Ministry of Marine and Blue Economy is seeking new funding to implement its ambitious 10-year policy, with officials acknowledging that public funding is insufficient for the scale of transformation envisioned.
Adegboyega Oyetola, said finance is the “lever that will attract long-term and progressive capital critical” and determine whether the ministry’s goals take off.
“Resources we currently receive from the national budget are grossly inadequate compared to the enormous responsibility before the ministry and sector,” he warned.
He described public funding not as charity but as “seed capital” that would unlock private investment adding that without it, Nigeria risks falling behind its neighbours while billions of naira continue to leak abroad through freight payments on foreign vessels.

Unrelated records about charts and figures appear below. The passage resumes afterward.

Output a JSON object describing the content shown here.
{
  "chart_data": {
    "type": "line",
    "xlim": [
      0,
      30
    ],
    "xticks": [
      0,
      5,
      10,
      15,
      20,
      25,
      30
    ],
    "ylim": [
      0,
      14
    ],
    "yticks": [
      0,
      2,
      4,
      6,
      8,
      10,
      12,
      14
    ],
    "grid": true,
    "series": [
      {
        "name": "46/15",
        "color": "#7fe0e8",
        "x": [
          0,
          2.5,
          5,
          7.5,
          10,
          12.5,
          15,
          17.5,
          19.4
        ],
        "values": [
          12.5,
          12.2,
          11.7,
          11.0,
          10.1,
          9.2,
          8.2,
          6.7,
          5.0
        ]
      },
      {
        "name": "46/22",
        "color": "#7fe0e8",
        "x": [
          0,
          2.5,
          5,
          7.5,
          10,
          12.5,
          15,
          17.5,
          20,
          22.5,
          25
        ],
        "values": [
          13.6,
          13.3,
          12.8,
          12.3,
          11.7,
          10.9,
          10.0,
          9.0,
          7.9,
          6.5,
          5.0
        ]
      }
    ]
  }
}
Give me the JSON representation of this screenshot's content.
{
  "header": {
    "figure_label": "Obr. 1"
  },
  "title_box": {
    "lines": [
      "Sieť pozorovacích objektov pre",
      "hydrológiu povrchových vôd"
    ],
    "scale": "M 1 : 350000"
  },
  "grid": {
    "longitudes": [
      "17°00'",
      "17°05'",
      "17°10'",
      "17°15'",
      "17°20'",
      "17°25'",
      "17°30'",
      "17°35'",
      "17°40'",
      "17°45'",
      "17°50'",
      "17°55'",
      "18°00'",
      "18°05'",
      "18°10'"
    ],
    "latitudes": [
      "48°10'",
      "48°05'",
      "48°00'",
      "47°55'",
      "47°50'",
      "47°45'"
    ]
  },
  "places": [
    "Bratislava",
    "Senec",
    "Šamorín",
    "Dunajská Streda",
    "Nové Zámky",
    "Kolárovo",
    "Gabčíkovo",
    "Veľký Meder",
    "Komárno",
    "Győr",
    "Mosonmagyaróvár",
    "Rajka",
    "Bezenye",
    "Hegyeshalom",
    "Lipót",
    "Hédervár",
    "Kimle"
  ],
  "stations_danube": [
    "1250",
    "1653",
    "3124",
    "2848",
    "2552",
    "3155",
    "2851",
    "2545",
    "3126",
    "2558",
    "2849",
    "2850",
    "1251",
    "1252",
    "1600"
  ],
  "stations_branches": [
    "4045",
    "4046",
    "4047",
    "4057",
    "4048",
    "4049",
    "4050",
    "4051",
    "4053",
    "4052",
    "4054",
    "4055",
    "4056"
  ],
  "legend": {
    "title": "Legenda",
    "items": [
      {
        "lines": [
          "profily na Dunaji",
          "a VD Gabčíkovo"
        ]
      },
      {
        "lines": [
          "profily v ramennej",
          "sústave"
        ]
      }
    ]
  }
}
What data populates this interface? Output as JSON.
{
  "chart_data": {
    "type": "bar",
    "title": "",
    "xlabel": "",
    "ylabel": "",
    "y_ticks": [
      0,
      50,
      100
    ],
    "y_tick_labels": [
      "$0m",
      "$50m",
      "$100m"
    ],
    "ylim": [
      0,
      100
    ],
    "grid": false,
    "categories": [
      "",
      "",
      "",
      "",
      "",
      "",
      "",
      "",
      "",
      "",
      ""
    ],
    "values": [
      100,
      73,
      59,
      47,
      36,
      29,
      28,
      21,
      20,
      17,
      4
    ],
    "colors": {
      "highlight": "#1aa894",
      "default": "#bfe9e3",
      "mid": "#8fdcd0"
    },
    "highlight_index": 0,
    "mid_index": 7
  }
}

He said “We have N24.6 trillion in pension assets, with 5 percent set aside for sustainability, including blue and green bonds,” he told stakeholders. “Each time green bonds have been issued, they have been oversubscribed. The money is there. The question is, how do you then get this money?”
The NGX reckons that once incorporated into the national budget, the Debt Management Office could issue the bonds, attracting both domestic pension funds and international investors.
Yet even as officials push for creative financing, Oloruntola stressed that the first step remains legislative.
“Even the most innovative financial tools and private investments require a solid public funding base to thrive.
It would be noted that with government funding inadequate, the ministry and capital market operators see bonds as alternative financing.